Negocian eliminar pignoración de cuentas

POR FIOR GIL
El asesor económico del gobierno, Julio Ortega Tous, dijo ayer que en la renegociación del acuerdo de la compra de las acciones de la Unión Fenosa en dos de las distribuidoras de electricidad se eliminará la pignoración de las cuentas y que la empresa española tiene la alternativa de “aceptar o aceptar”.

Ortega Tous indicó que esa es la única forma de hacer viable el sector eléctrico.

Las distribuidoras del Norte (Edenorte) y del Sur (Edesur), indicó, cedieron a la Unión Fenosa el cobro del consumo de los principales clientes para de esa forma pagar las acciones a la empresa española. El gobierno ahora plantea a la Unión Fenosa que se deje sin efecto el acuerdo de pignoración de las cuentas.

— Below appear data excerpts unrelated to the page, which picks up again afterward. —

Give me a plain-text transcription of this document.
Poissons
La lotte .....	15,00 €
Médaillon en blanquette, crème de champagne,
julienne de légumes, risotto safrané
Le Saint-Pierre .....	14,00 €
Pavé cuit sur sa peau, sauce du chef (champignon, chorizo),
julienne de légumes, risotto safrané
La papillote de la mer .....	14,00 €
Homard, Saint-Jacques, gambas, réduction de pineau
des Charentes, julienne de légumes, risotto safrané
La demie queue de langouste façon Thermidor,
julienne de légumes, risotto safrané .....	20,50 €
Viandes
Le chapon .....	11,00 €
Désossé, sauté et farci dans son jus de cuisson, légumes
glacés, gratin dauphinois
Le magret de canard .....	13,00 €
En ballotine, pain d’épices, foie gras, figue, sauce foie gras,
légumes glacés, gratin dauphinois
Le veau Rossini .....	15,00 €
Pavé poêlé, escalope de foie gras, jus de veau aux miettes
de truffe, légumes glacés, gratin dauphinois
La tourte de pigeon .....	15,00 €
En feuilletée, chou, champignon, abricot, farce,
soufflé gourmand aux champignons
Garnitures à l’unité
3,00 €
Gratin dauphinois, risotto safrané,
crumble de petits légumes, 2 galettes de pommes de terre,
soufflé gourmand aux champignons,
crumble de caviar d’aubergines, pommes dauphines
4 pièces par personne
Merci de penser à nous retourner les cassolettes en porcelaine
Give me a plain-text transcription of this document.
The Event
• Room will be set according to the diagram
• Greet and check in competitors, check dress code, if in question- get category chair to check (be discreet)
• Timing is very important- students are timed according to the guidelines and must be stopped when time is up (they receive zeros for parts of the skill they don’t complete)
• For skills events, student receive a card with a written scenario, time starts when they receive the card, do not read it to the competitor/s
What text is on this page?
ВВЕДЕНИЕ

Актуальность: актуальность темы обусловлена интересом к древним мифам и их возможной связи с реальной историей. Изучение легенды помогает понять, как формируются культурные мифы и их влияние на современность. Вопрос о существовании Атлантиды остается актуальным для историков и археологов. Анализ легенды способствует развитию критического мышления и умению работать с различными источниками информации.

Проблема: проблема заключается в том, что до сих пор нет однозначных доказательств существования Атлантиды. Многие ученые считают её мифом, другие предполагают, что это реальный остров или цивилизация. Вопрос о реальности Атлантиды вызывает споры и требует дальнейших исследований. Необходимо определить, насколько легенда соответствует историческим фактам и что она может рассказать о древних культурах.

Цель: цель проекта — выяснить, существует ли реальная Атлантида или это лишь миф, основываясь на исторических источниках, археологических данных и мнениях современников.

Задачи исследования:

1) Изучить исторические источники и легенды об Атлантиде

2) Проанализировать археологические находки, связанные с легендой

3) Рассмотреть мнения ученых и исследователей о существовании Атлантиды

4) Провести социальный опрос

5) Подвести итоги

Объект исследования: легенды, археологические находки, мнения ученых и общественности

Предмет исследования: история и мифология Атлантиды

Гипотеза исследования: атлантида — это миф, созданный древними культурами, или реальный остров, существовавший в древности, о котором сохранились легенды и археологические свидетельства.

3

El asesor económico del gobierno dijo que el 100% de los ingresos de las distribuidoras van a una cuenta de Unión Fenosa, la cual se cobra el 150% del vencimiento de cada mes según establecido en el acuerdo de recompra que tiene un calendario de pago.

Lo que le sobra a Unión Fenosa, después de cobrarse el vencimiento de cada mes es lo se entrega a Edenorte y Edesur. “En esas condiciones es imposible hacer viable el sector eléctrico dominicano”, dijo Ortega Tous, al ser entrevistado en el matutino Hoy Mismo.

Lo que se esta haciendo actualmente, dijo, conforme al acuerdo con el Fondo Monetario Internacional (FMI) y con el Club de París es una renegociación para eliminar la pignoración de las cuentas de las distribuidoras.

La Unión Fenosa “tiene dos caminos, aceptarlo o aceptarlo”, dijo el funcionario, quien agregó que la empresa española está abierta y dispuesta a escuchar los planteamientos del gobierno.

Manifestó que la comisión negociadora del acuerdo de compra puso en conocimiento de Unión Fenosa que era imprescindible para el Estado completar un trato este año para concluir el programa económico, independientemente de otras consideraciones.

Resulta imposible continuar cumpliendo con ese acuerdo “y no es viable el sistema eléctrico con esa situación”, afirmó.

Agregó que el gobierno y los empresarios tienen que sentarse a discutir una estrategia de corto, mediano y largo plazo para la sostenibilidad del Estado.

Consideró que el Estado fiscalmente es muy débil ya que solo capta el entre 15% y 16% del Producto Interno Bruto (PIB), y estimó que por eso “no tiene la capacidad para enfrentar los grandes retos del desarrollo.”

En el proceso para la recapitalización de la antigua Corporación Dominicana de Electricidad (CDE) en 1998, durante la anterior administración del presidente Leonel Fernández, se crearon cinco empresas, tres de las cuales controlaron la distribución de energía, otra se encargó de las hidroeléctricas y otra de las redes de distribución. La CDE se convirtió en una especie de holding que representa al Estado en los consejos de administración de las nuevas empresas y se denomina desde entonces Corporación Dominicana de Empresas Eléctricas Estatales (CDEEE).

Para la recapitalización se evaluó cada uno de los sectores y los socios que participarían en las nuevas empresas aportarían una cantidad similar al aporte estatal. Así el Estado pasó a ser dueño en 50% de cada una de las distribuidoras y la Unión Fenosa controló la otra mitad en las Edesur y Edenorte.

En la otra distribuidora, la del Este (Edeste), participa como socio del Estado la Administradora de Empresas de Servicio (AES) de Estados Unidos.

En medio de una fuerte crisis de producción de electricidad en el año 2003, la administración del presidente Hipólito Mejía decidió desinteresar a la Unión Fenosa en el capital de las dos distribuidoras, lo que provocó que se suspendiera un acuerdo que se había firmado ese año con el Fondo Monetario Internacional (FMI) tras la crisis que se presentó con la quiebra de tres de los principales bancos comerciales.

No obstante suspenderse la aplicación del acuerdo con el FMI el gobierno volvió a negociarlo y comenzó un proceso que fue completado en la presente administración.